実際、NB1050-59A は「キレイめ」な服装には完璧にハマってくれる。
ケース径38mmというサイズ感は、手首周り15cmの自分にとっては文句のつけようがない収まりの良さだ。
しかし、自分の普段着は「ワーク系カジュアル」が中心である。
時計自体は素晴らしいのだが、いざ身に着けてみると、服装全体とのバランスに少し違和感を覚えてしまう。
つまり、NB1050-59A は私の普段着に対して、少し「キレイすぎた」と言える。
加えて、カレンダーが日付機能のみで、デイデイト(日付・曜日)ではない。この点もネックになった。
私にとっての実用性という点において、日常的に曜日の確認ができないのはやや不満が残る。
そして、パワーリザーブが数時間程度ではあるが、実測で他に所有する機械式よりやや短い点も気になった。
毎日稼働させるメイン機としてなら問題ない。
しかし、サブ機として週に1〜2回ほどの出番となると話は別で、
途端にこの差が大きな減点ポイントになってしまう。
出番がないのにゼンマイを巻くという手間だけで済まず、時刻合わせ、日付合わせの手間まで生じてしまうこともある。
伏兵 ― セイコー SARV001
そんな中、二軍にはシチズン NB1050-59Aの対抗馬となる腕時計が控えている。
セイコー SARV001 である。
ケースサイズは42mmとやや大きい。
筆者の手首周り約15cmには本来大ぶりなはずだが、このボリューム感と存在感が、ワーク系カジュアルの普段着にはむしろマッチしやすい。
そして何より、やはりデイデイト機能が、私の日常生活における実用上、非常に重宝している。
それでもSARV001は一軍になれなかった。
理由は単純で、
風防素材がハードレックス(強化無機ガラス)だったからである。
ここさえサファイアガラスであれば、NB1050-59Aと立場が逆転していたかもしれない。
いずれにせよ、セイコー SARV001 は一軍になれず、シチズン NB1050-59A は一軍ではあってもメイン機にはなれなかった。
サファイアガラス風防で傷を気にすることなく、デイデイト機能があり、週に1〜2回着ける程度でも気軽に運用できる、そんな1本が欲しい。

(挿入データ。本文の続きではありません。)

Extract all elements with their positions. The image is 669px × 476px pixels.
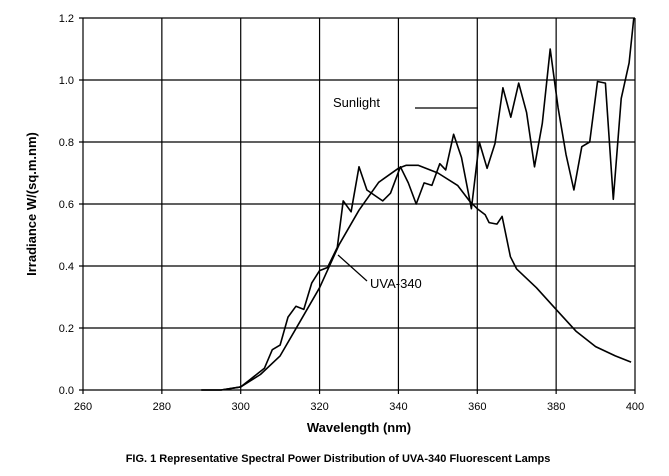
grid: [79, 17, 636, 394]
x-tick-label: 300: [232, 401, 250, 413]
x-tick-label: 260: [74, 401, 92, 413]
y-tick-label: 0.6: [59, 199, 74, 211]
y-tick-label: 0.0: [59, 385, 74, 397]
y-tick-label: 1.2: [59, 13, 74, 25]
sunlight-annotation: Sunlight: [333, 95, 380, 110]
x-tick-label: 380: [547, 401, 565, 413]
x-tick-label: 360: [468, 401, 486, 413]
x-tick-label: 400: [626, 401, 644, 413]
y-tick-label: 0.4: [59, 261, 74, 273]
x-tick-label: 340: [389, 401, 407, 413]
y-tick-label: 1.0: [59, 75, 74, 87]
series-line-uva-340: [201, 164, 632, 391]
x-tick-labels: 260 280 300 320 340 360 380 400: [74, 401, 644, 413]
y-tick-labels: 0.0 0.2 0.4 0.6 0.8 1.0 1.2: [59, 13, 74, 397]
x-tick-label: 280: [153, 401, 171, 413]
figure-caption: FIG. 1 Representative Spectral Power Dis…: [126, 453, 551, 465]
x-tick-label: 320: [310, 401, 328, 413]
y-axis-title: Irradiance W/(sq.m.nm): [24, 132, 39, 276]
uva-annotation: UVA-340: [370, 276, 422, 291]
y-tick-label: 0.8: [59, 137, 74, 149]
series-line-sunlight: [201, 17, 635, 391]
series-lines: [201, 17, 635, 391]
x-axis-title: Wavelength (nm): [307, 420, 411, 435]
y-tick-label: 0.2: [59, 323, 74, 335]
uva-leader-line: [337, 254, 368, 282]
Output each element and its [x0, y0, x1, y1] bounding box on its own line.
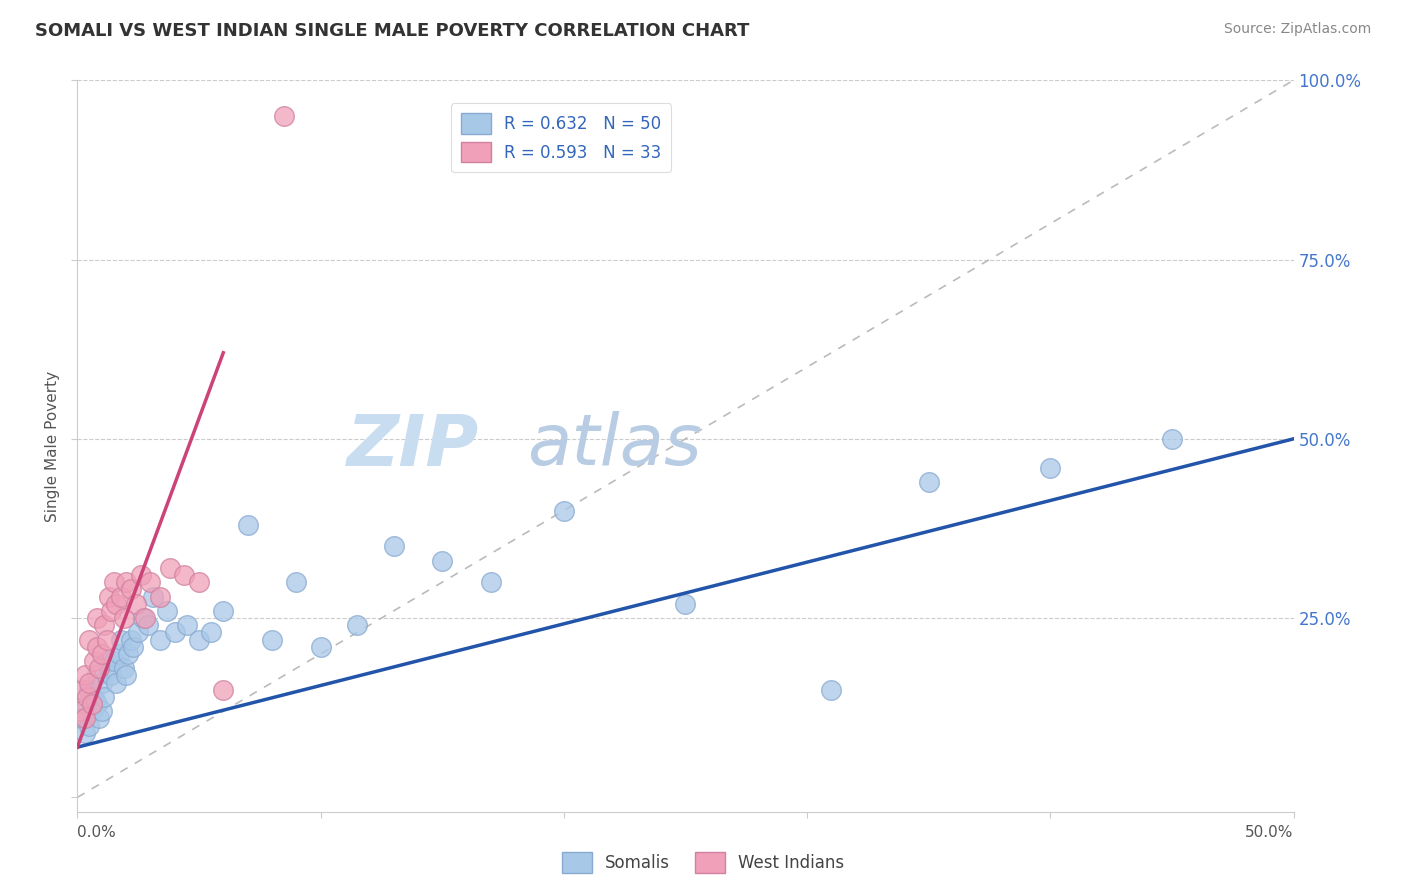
Point	[820, 682, 842, 697]
Point	[70, 711, 93, 725]
Point	[86, 640, 108, 654]
Point	[212, 682, 235, 697]
Point	[97, 590, 120, 604]
Point	[96, 632, 118, 647]
Point	[76, 690, 98, 704]
Y-axis label: Single Male Poverty: Single Male Poverty	[45, 370, 60, 522]
Point	[103, 575, 125, 590]
Point	[122, 640, 145, 654]
Point	[129, 568, 152, 582]
Point	[93, 690, 115, 704]
Point	[69, 704, 91, 718]
Point	[479, 575, 502, 590]
Point	[156, 604, 179, 618]
Point	[120, 582, 142, 597]
Point	[1039, 460, 1062, 475]
Point	[149, 590, 172, 604]
Point	[103, 654, 125, 668]
Point	[675, 597, 697, 611]
Point	[134, 611, 156, 625]
Point	[73, 726, 96, 740]
Point	[136, 618, 159, 632]
Text: atlas: atlas	[527, 411, 702, 481]
Point	[117, 647, 139, 661]
Point	[236, 517, 259, 532]
Point	[86, 668, 108, 682]
Point	[89, 711, 111, 725]
Point	[115, 668, 138, 682]
Point	[93, 618, 115, 632]
Point	[90, 675, 112, 690]
Point	[212, 604, 235, 618]
Point	[149, 632, 172, 647]
Point	[285, 575, 308, 590]
Point	[127, 625, 149, 640]
Point	[107, 647, 129, 661]
Point	[80, 697, 103, 711]
Text: 0.0%: 0.0%	[77, 825, 117, 840]
Point	[73, 668, 96, 682]
Point	[309, 640, 332, 654]
Point	[100, 668, 122, 682]
Point	[110, 590, 132, 604]
Point	[110, 632, 132, 647]
Point	[188, 632, 211, 647]
Point	[105, 597, 128, 611]
Legend: Somalis, West Indians: Somalis, West Indians	[555, 846, 851, 880]
Point	[70, 682, 93, 697]
Point	[112, 611, 135, 625]
Point	[100, 604, 122, 618]
Point	[79, 719, 101, 733]
Point	[76, 697, 98, 711]
Point	[86, 611, 108, 625]
Point	[89, 661, 111, 675]
Point	[79, 675, 101, 690]
Point	[918, 475, 941, 489]
Point	[83, 654, 105, 668]
Text: 50.0%: 50.0%	[1246, 825, 1294, 840]
Point	[200, 625, 222, 640]
Point	[125, 597, 148, 611]
Point	[112, 661, 135, 675]
Point	[176, 618, 198, 632]
Point	[97, 661, 120, 675]
Point	[96, 654, 118, 668]
Point	[139, 575, 162, 590]
Point	[346, 618, 368, 632]
Text: ZIP: ZIP	[346, 411, 478, 481]
Point	[120, 632, 142, 647]
Point	[1161, 432, 1184, 446]
Point	[115, 575, 138, 590]
Point	[382, 540, 405, 554]
Point	[132, 611, 155, 625]
Point	[260, 632, 283, 647]
Point	[83, 690, 105, 704]
Point	[80, 704, 103, 718]
Point	[142, 590, 165, 604]
Point	[273, 109, 295, 123]
Point	[90, 647, 112, 661]
Point	[188, 575, 211, 590]
Point	[73, 711, 96, 725]
Text: Source: ZipAtlas.com: Source: ZipAtlas.com	[1223, 22, 1371, 37]
Point	[432, 554, 454, 568]
Text: SOMALI VS WEST INDIAN SINGLE MALE POVERTY CORRELATION CHART: SOMALI VS WEST INDIAN SINGLE MALE POVERT…	[35, 22, 749, 40]
Point	[79, 682, 101, 697]
Point	[79, 632, 101, 647]
Point	[86, 697, 108, 711]
Legend: R = 0.632   N = 50, R = 0.593   N = 33: R = 0.632 N = 50, R = 0.593 N = 33	[450, 103, 671, 172]
Point	[105, 675, 128, 690]
Point	[159, 561, 181, 575]
Point	[90, 704, 112, 718]
Point	[173, 568, 195, 582]
Point	[553, 503, 575, 517]
Point	[163, 625, 186, 640]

そう考えたとき、セイコー SBTH007 が新たな一軍候補として浮上してきたのである。
もしSBTH007が一軍として加わった場合、マコグレー、マコパンダ、SBTH007の3本が一軍となり、そこにごくたまに使う自由枠を設ける運用になるかと思う。
あるいは、一軍はマコグレーとマコパンダの2本に絞り、自由枠の一つとしてSBTH007をのんびり運用することになるのかもしれない。
その答えは今はまだ出ていない。
ただ今回、一軍最後の1本であるシチズン NB1050-59Aと、セイコー SARV001との一軍争いの構図から見えてきたことがある。
それは、時計としての完成度と、自分自身の「身の丈」との相性は別物であるということだ。
単純なスペックの高さや価格だけでは、必ずしもメイン機になれるわけではない。
自分の服装や、生活習慣に見合った実用性に寄り添ってこそ、本当の意味での『身の丈の道具』と言えるのかもしれない。